Fed Rate Hike News: On November 2, the Federal Reserve is expected to increase interest rates once more by three-quarters of a percentage point, marking its fourth consecutive large increase. If the Fed maintains its hawkish posture and set the stage for interest rates to hit about 5% by March 2023, it may trigger the US and worldwide recession.
Despite concerns about a recession, the Federal Reserve is about to hike rates once more, and the most recent employment data is anticipated to demonstrate that salaries are still increasing and supporting inflation. For the Fed, it is unchartered territory, with such jumbo-sized rate hikes in its battle against relentless inflation.

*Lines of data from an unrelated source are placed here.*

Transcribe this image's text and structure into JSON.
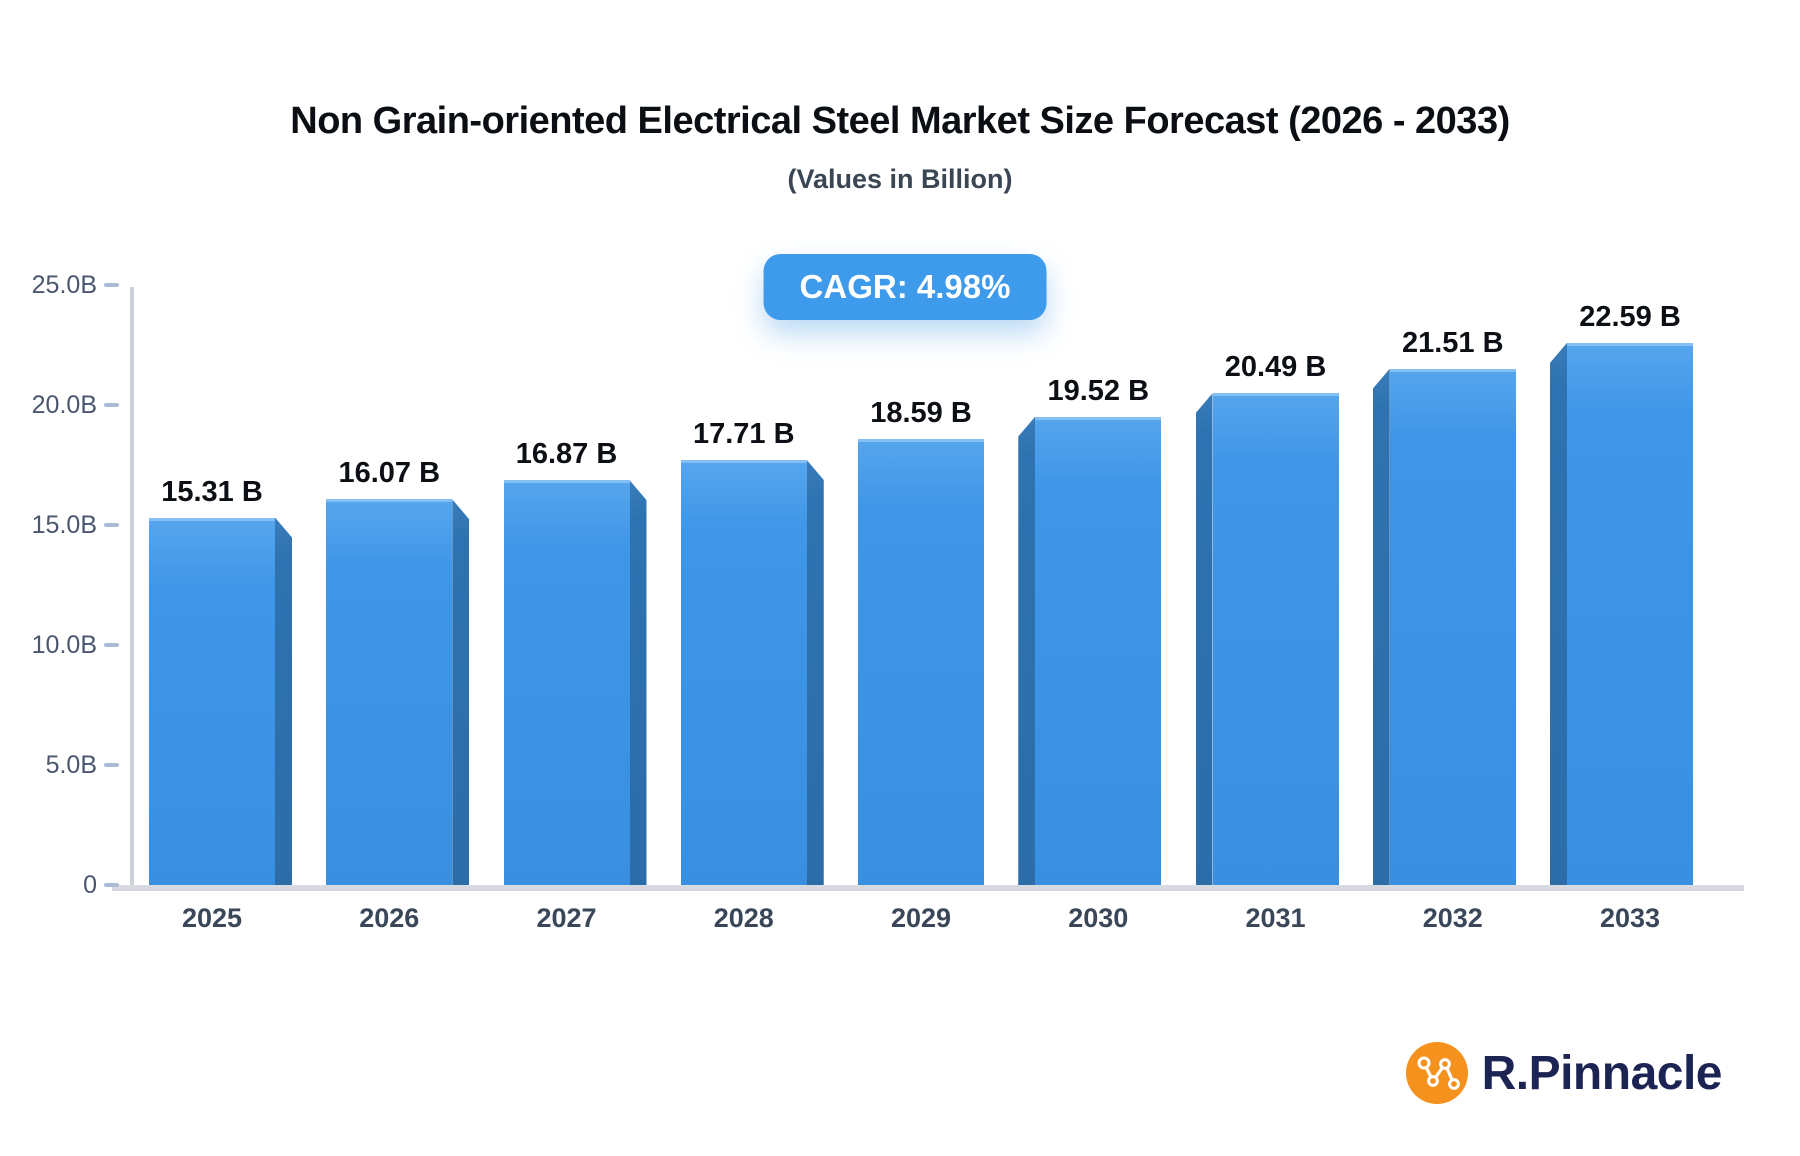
{
  "header": {
    "title": "Non Grain-oriented Electrical Steel Market Size Forecast (2026 - 2033)",
    "subtitle": "(Values in Billion)",
    "cagr_label": "CAGR: 4.98%"
  },
  "chart_data": {
    "type": "bar",
    "title": "Non Grain-oriented Electrical Steel Market Size Forecast (2026 - 2033)",
    "subtitle": "(Values in Billion)",
    "cagr_pct": 4.98,
    "categories": [
      "2025",
      "2026",
      "2027",
      "2028",
      "2029",
      "2030",
      "2031",
      "2032",
      "2033"
    ],
    "values": [
      15.31,
      16.07,
      16.87,
      17.71,
      18.59,
      19.52,
      20.49,
      21.51,
      22.59
    ],
    "value_labels": [
      "15.31 B",
      "16.07 B",
      "16.87 B",
      "17.71 B",
      "18.59 B",
      "19.52 B",
      "20.49 B",
      "21.51 B",
      "22.59 B"
    ],
    "xlabel": "",
    "ylabel": "",
    "ylim": [
      0,
      25
    ],
    "y_ticks": [
      {
        "label": "25.0B",
        "value": 25
      },
      {
        "label": "20.0B",
        "value": 20
      },
      {
        "label": "15.0B",
        "value": 15
      },
      {
        "label": "10.0B",
        "value": 10
      },
      {
        "label": "5.0B",
        "value": 5
      },
      {
        "label": "0",
        "value": 0
      }
    ],
    "grid": false,
    "legend": false,
    "bar_style": "3d-extruded",
    "bar_color": "#3f96e7",
    "bar_side_color": "#2e72b1"
  },
  "branding": {
    "logo_text": "R.Pinnacle",
    "logo_icon": "network-nodes-icon",
    "logo_text_color": "#1c2454",
    "logo_icon_bg": "#f5921e"
  },
  "colors": {
    "badge_bg": "#3e9bec",
    "badge_text": "#ffffff",
    "axis_line": "#cdd1d8",
    "tick_dash": "#a9bcd3",
    "y_label": "#4a566c",
    "x_label": "#3a4759",
    "value_label": "#0c0f14"
  }
}
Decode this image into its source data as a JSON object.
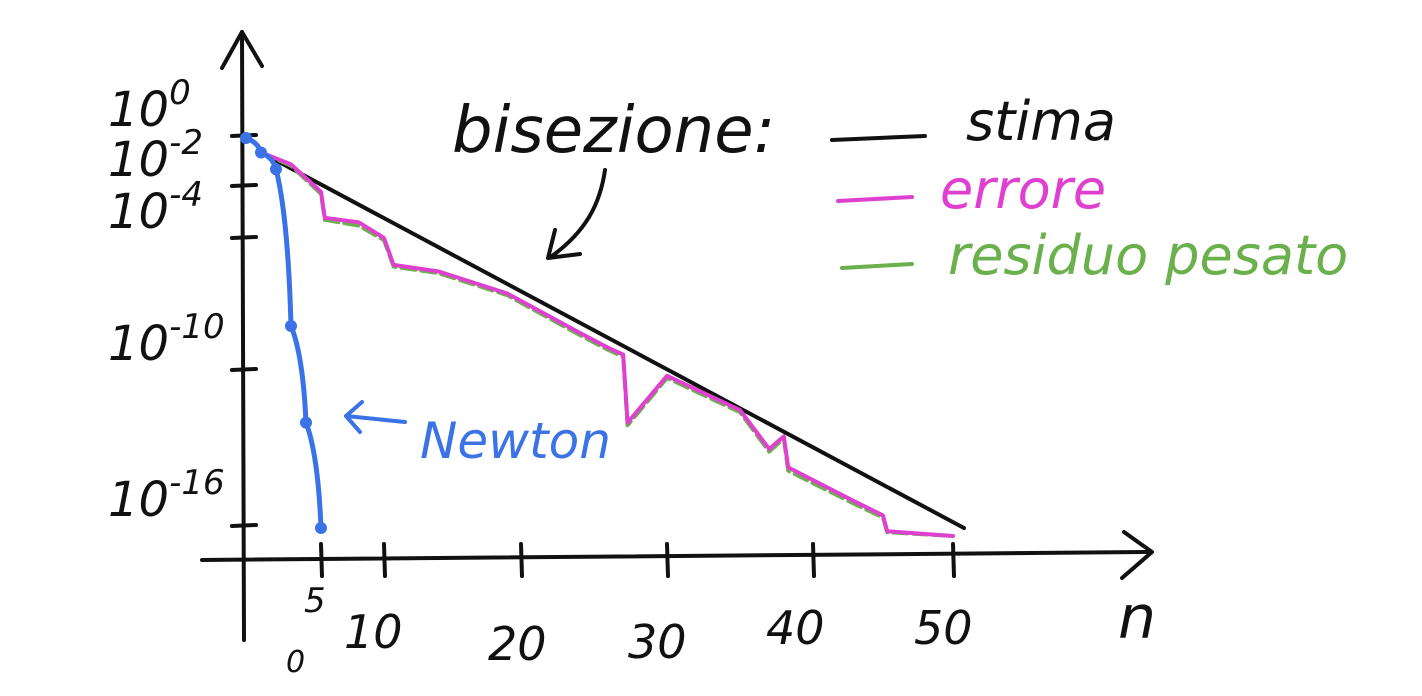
{
  "chart_data": {
    "type": "line",
    "yscale": "log",
    "xlabel": "n",
    "y_tick_labels": [
      "10^0",
      "10^-2",
      "10^-4",
      "10^-10",
      "10^-16"
    ],
    "x_tick_labels": [
      "0",
      "5",
      "10",
      "20",
      "30",
      "40",
      "50"
    ],
    "legend_title": "bisezione:",
    "series": [
      {
        "name": "stima",
        "color": "#111111",
        "x": [
          1,
          51
        ],
        "y": [
          0.25,
          1e-16
        ]
      },
      {
        "name": "errore",
        "color": "#e040d0",
        "x": [
          1,
          3,
          5,
          5.3,
          8,
          10,
          10.7,
          14,
          19,
          24,
          26,
          27,
          27.3,
          30,
          35,
          37,
          38,
          38.3,
          43,
          45,
          45.3,
          50
        ],
        "y": [
          0.25,
          0.08,
          0.006,
          0.0006,
          0.0004,
          0.0001,
          6e-06,
          3e-06,
          3e-07,
          5e-09,
          1e-09,
          5e-10,
          1e-12,
          6e-11,
          3e-12,
          1e-13,
          3e-13,
          2e-14,
          1e-15,
          3e-16,
          4e-17,
          1e-17
        ]
      },
      {
        "name": "residuo pesato",
        "color": "#6ab04c",
        "x": [
          1,
          3,
          5,
          5.3,
          8,
          10,
          10.7,
          14,
          19,
          24,
          26,
          27,
          27.3,
          30,
          35,
          37,
          38,
          38.3,
          43,
          45,
          45.3,
          50
        ],
        "y": [
          0.25,
          0.07,
          0.005,
          0.0005,
          0.0003,
          8e-05,
          5e-06,
          2.5e-06,
          2.5e-07,
          4e-09,
          8e-10,
          4e-10,
          8e-13,
          5e-11,
          2.5e-12,
          8e-14,
          2.5e-13,
          1.5e-14,
          8e-16,
          2.5e-16,
          3e-17,
          8e-18
        ]
      },
      {
        "name": "Newton",
        "color": "#3b73e6",
        "x": [
          0,
          1,
          2,
          3,
          4,
          5
        ],
        "y": [
          1,
          0.25,
          0.05,
          1e-08,
          1e-12,
          1e-16
        ]
      }
    ]
  },
  "colors": {
    "axis": "#111111",
    "stima": "#111111",
    "errore": "#e040d0",
    "residuo": "#6ab04c",
    "newton": "#3b73e6"
  }
}
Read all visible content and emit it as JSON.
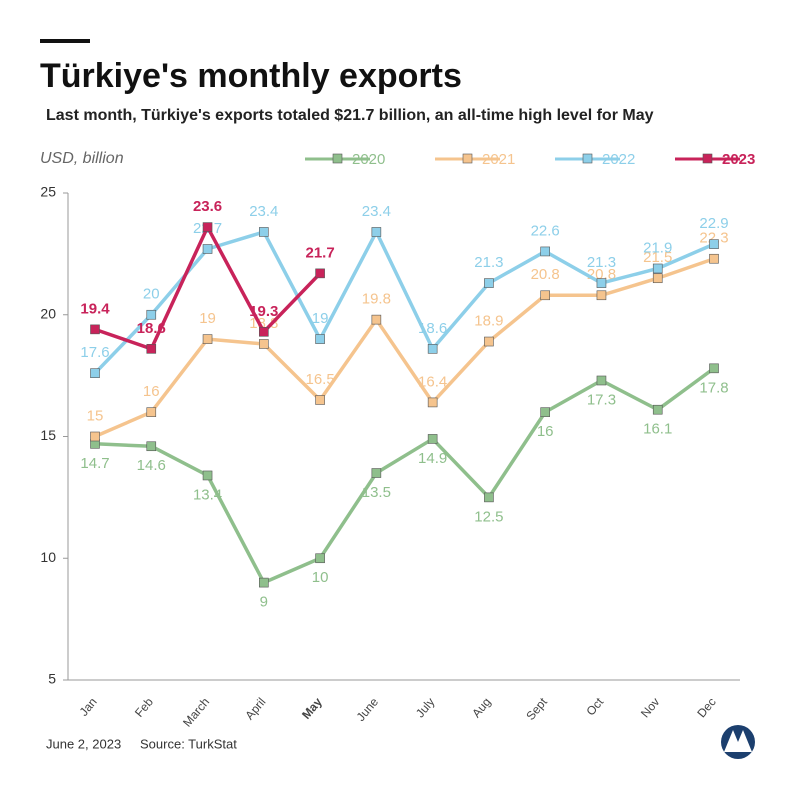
{
  "chart_data": {
    "type": "line",
    "title": "Türkiye's monthly exports",
    "subtitle": "Last month, Türkiye's exports totaled $21.7 billion, an all-time high level for May",
    "y_label": "USD, billion",
    "date": "June 2, 2023",
    "source": "Source: TurkStat",
    "categories": [
      "Jan",
      "Feb",
      "March",
      "April",
      "May",
      "June",
      "July",
      "Aug",
      "Sept",
      "Oct",
      "Nov",
      "Dec"
    ],
    "series": [
      {
        "name": "2020",
        "color": "#8fbf8c",
        "values": [
          14.7,
          14.6,
          13.4,
          9,
          10,
          13.5,
          14.9,
          12.5,
          16,
          17.3,
          16.1,
          17.8
        ]
      },
      {
        "name": "2021",
        "color": "#f5c48e",
        "values": [
          15,
          16,
          19,
          18.8,
          16.5,
          19.8,
          16.4,
          18.9,
          20.8,
          20.8,
          21.5,
          22.3
        ]
      },
      {
        "name": "2022",
        "color": "#8dcfe9",
        "values": [
          17.6,
          20,
          22.7,
          23.4,
          19,
          23.4,
          18.6,
          21.3,
          22.6,
          21.3,
          21.9,
          22.9
        ]
      },
      {
        "name": "2023",
        "color": "#c8235a",
        "values": [
          19.4,
          18.6,
          23.6,
          19.3,
          21.7,
          null,
          null,
          null,
          null,
          null,
          null,
          null
        ]
      }
    ],
    "ylim": [
      5,
      25
    ],
    "yticks": [
      5,
      10,
      15,
      20,
      25
    ]
  }
}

The impact on asset classes is clearly visible with both equities and debt getting the hit. The aggressive tightening effort, which threatens to plunge the US into recession, has caused stocks to experience their largest losses since 2008 and bonds to experience their worst yearly slide on record.
The valuations of many stocks haven’t still bottomed out if future rate hikes are taken into calculation. Still, the market could be discounting future rate hikes amidst incoming economic data. Despite dismal earnings from a number of large technology companies, equities have increased from their lows of earlier this month.
US equities closed a choppy week with a significant rise as Apple Inc.’s earnings report boosted technology companies and a scattering of economic data suggested the Federal Reserve is making some headway against inflation. Both the tech-heavy Nasdaq 100 and the S&P 500 recorded their longest weekly advancing streaks since August. Both indices had a two-day fall on Friday, but gains in major technology firms like Alphabet Inc., which owns Google, and Microsoft Corp. contributed to this.
Meanwhile, are the global central banks turning dovish? At their most recent policy meetings, the Reserve Bank of Australia and the Bank of Canada both increased their benchmark rates by less than analysts’ and traders’ expectations. Investors also thought that the European Central Bank was less assertive.
75 bps is what the market expects in November and if the December rate hike also goes as per the plan, a 50 bps rate hike may spur a rally in the stocks. A lot of that will depend on the October CPI data that lands up on November 10 to let the market know how much of core inflation has been tamed till now. The stock market rally being currently witnessed is largely on account of a Fed Pivot that the market is sensing could be around the corner. Investors need to brace themselves for the volatility ahead until the economic conditions improve for a longer-term bull run in equities.